4. Letting Tucker Barnhart find a rhythm with Wade Miley
It might have started out as a coincidence as Tucker Barnhart kept catching starting pitcher Wade Miley early in the season. Barnhart was in a platoon with Stephenson, but the Reds only faced opposing right-handed pitchers until July in Miley’s starts.
As a result, Barnhart was always catching Miley. When Miley matched up against an opposing left-handed starter, in a pivotal July game against the first place Milwaukee Brewers, Bell still let Barnhart catch for Miley. In that game, Miley pitched eight scoreless innings.
Miley was the Reds most consistent starting pitcher between April and August, and he often credited his rhythm with Barnhart as a key factor in his success. The Barnhart and Miley combination was the only example of a personal catcher that the Reds had this season, but it worked for Miley for most of the season.
5. Sticking with Eugenio Suárez
Bell kept Suárez as an every day starter until August. While Suárez hit in the .170s, Bell was aggressive in trying to find ways to turn around Suárez’s season.
In May, Bell moved Suárez back to third base. Then, Bell made Suárez the lead-off hitter for a week. Suárez slipped down the lineup over the next three months while working with the coaching staff on different strategies and different techniques. At one point of the year, Bell put Suárez on the bench for two games like Bell did with Votto in 2020.
When Moustakas came off the injured list in August, Bell platooned Moustakas and Suárez depending on the opposing starting pitcher. Moustakas and Suárez had both been every day starters for nearly their entire careers, but Bell had them platoon for the first time.
6. Evolving the strategy in the Reds bullpen
For the first time in his three-year tenure with the Reds, Bell didn’t have a closer at any point of the 2021 season. Instead, he had two pitchers designated for high-leverage situations, with one of those situations coming in the ninth inning.

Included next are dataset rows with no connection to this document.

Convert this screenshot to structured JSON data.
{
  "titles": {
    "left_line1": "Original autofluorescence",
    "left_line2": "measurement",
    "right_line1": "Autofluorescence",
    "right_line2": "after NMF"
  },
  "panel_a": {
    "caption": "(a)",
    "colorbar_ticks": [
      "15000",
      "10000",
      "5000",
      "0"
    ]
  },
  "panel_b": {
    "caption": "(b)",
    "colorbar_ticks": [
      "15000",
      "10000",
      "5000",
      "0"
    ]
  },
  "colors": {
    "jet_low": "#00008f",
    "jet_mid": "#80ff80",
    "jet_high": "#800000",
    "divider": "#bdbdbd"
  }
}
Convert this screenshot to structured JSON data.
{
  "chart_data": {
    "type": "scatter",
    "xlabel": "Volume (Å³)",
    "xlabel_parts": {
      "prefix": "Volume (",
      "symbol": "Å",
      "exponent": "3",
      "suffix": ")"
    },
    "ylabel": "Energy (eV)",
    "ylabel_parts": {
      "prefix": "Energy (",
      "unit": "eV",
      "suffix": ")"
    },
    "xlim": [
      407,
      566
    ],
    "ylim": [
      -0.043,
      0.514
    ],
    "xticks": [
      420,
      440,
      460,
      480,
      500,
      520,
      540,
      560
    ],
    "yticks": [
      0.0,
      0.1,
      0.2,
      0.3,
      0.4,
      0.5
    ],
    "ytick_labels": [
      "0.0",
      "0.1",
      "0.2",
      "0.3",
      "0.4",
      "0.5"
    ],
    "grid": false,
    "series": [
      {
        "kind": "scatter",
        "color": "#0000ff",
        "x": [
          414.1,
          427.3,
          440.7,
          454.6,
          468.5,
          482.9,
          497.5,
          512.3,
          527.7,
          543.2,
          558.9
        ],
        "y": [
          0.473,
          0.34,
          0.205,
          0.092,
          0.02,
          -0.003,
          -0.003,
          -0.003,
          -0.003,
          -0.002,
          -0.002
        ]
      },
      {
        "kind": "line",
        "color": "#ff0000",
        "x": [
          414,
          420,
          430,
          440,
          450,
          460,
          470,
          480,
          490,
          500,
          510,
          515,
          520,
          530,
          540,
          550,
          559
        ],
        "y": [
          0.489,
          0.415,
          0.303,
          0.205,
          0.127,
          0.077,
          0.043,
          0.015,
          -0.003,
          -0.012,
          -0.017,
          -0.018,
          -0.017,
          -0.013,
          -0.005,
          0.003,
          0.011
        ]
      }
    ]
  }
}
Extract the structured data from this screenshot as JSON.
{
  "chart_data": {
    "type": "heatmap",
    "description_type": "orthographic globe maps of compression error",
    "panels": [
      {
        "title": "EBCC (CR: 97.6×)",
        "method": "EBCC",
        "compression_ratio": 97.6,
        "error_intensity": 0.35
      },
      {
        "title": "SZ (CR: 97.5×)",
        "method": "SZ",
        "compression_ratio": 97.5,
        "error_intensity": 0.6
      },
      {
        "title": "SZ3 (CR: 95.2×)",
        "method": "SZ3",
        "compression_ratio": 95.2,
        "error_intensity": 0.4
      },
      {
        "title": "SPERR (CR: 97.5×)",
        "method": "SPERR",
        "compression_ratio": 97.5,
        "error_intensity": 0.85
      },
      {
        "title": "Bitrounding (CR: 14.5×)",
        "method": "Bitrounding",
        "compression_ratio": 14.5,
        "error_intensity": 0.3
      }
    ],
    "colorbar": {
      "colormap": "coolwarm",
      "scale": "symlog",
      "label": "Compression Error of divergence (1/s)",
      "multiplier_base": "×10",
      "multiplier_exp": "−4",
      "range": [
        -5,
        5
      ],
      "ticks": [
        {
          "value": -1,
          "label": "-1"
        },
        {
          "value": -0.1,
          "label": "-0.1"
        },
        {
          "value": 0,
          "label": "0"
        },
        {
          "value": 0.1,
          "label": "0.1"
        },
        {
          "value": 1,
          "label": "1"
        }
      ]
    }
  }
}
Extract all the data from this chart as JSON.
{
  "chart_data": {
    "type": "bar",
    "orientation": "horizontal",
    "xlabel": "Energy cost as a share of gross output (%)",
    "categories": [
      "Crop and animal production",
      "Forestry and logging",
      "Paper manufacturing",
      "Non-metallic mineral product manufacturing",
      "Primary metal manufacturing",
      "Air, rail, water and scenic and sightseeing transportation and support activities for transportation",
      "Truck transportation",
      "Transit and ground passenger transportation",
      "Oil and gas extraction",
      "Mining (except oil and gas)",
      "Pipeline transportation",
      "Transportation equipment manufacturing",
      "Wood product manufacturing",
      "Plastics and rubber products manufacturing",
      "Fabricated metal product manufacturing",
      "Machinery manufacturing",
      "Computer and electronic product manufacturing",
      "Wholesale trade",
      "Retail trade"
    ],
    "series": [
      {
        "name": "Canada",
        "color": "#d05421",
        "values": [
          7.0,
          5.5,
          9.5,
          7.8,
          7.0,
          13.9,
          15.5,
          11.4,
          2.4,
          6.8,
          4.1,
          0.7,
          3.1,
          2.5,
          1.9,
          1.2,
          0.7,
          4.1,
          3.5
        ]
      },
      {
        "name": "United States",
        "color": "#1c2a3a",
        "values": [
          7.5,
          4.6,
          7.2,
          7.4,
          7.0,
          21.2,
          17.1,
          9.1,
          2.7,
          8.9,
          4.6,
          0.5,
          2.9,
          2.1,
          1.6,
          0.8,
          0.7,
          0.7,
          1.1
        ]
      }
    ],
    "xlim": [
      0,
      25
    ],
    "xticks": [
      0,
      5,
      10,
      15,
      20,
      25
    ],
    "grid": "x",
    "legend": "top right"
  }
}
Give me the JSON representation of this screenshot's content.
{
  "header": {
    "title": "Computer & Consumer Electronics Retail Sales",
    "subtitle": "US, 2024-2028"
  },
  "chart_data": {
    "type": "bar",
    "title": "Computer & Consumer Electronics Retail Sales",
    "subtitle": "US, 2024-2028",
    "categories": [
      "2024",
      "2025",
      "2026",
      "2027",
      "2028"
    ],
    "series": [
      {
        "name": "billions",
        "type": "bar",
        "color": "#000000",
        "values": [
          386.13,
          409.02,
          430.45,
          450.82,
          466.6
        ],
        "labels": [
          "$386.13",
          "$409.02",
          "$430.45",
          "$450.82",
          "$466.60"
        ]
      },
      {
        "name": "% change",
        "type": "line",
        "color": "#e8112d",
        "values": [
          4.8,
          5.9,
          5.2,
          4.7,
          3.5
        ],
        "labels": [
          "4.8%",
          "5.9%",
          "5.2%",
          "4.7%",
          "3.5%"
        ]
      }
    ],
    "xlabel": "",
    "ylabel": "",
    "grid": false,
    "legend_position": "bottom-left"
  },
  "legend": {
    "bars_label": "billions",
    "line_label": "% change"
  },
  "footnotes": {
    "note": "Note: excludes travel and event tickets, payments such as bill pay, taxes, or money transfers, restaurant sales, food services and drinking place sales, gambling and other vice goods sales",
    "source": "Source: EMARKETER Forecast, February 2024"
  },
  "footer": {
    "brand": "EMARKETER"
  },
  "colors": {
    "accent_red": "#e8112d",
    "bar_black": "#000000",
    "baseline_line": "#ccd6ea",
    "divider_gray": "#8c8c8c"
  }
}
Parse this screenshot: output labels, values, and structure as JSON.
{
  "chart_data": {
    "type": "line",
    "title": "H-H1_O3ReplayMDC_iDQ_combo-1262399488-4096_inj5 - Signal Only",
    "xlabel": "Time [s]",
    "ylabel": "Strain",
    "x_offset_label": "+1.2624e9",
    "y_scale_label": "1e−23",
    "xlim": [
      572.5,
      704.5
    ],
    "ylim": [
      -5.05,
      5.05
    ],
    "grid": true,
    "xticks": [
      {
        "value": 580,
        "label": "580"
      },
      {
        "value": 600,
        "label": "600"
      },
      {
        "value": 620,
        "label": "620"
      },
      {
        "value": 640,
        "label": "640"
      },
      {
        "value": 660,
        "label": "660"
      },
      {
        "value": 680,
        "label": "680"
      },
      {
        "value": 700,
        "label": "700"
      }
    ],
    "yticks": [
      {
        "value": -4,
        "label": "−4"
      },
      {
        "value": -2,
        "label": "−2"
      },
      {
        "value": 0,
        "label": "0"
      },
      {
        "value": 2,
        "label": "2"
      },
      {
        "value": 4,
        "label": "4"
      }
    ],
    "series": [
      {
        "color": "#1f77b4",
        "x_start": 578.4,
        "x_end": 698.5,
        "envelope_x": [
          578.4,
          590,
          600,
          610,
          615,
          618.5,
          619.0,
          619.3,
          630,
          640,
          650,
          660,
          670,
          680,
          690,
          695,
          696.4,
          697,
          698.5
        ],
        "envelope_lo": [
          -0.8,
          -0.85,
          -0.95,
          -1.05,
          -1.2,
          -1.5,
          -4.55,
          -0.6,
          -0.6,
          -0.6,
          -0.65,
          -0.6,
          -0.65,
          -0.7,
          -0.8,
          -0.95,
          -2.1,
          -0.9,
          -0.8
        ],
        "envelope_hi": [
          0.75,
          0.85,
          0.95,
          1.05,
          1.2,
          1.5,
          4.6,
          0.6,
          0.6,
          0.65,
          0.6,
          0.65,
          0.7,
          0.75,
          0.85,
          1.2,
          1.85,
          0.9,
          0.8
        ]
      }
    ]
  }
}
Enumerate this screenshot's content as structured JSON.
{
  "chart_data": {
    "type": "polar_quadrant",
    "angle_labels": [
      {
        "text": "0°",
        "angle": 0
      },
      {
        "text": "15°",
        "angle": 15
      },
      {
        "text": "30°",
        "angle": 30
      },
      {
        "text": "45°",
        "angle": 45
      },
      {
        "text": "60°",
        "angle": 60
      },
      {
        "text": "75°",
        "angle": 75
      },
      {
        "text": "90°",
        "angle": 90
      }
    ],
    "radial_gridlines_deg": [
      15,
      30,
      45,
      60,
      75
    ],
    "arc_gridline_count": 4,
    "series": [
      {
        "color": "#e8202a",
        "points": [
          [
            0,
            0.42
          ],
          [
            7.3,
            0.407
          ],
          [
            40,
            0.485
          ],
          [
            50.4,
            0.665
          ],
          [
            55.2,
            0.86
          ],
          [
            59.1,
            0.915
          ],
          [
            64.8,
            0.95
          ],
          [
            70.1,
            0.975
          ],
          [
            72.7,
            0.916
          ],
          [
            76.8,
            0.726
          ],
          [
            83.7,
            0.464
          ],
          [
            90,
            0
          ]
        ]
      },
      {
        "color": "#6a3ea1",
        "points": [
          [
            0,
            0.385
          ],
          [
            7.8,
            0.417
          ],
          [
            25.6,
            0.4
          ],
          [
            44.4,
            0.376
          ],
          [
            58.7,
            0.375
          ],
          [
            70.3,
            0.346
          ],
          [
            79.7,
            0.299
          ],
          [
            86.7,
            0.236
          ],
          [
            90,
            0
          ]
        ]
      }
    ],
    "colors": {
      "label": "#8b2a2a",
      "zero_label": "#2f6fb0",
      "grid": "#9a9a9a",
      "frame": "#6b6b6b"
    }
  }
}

Before every game, Bell met with the relievers to communicate their roles for the upcoming game. Those roles changed significantly during the season, but former Reds reliever and veteran Sean Doolittle said it helped the team prepare for the game.
When the bullpen was at its weakest in July, Bell used matchups more often to determine which reliever came out of the bullpen. Amir Garrett was one of the Reds closers in July and August, and Doolittle also frequently pitched in high-leverage situations.
In September, the Reds bullpen has been at its strongest with five relievers pitching at a high level. Since those five pitchers are right-handed, Bell is almost never using left-right matchups to manage his bullpen. The Reds designated Doolittle for assignment, and Garrett and Justin Wilson have pitched in just one of the Reds seven wins in September.
7. Platooning more as more injuries hit the team
At the start of the season, catcher was the only position where the Reds had a true platoon. Stephenson and Barnhart split time at that position, but the rest of the lineup was made up of every day starters.
As the season continued and more players went on the injured list, Bell used platooning more frequently as a potential solution. Over the last week, the Reds have had platoons at four different positions. In addition to catcher, Suárez and Moustakas platooned at third base before Moustakas went on the injured list.
In the outfield, Max Schrock and TJ Friedl have been starting against right-handed pitchers while Delino DeShields, Aristides Aquino and Jose Barrero split time in the outfield against left-handed starters.
With Schrock and Barrero, Bell showed a willingness to teach players a new position to get their bats into the lineup. For a team that started its 2021 season by temporarily moving Suárez from third base to shortstop, it was a full-circle moment.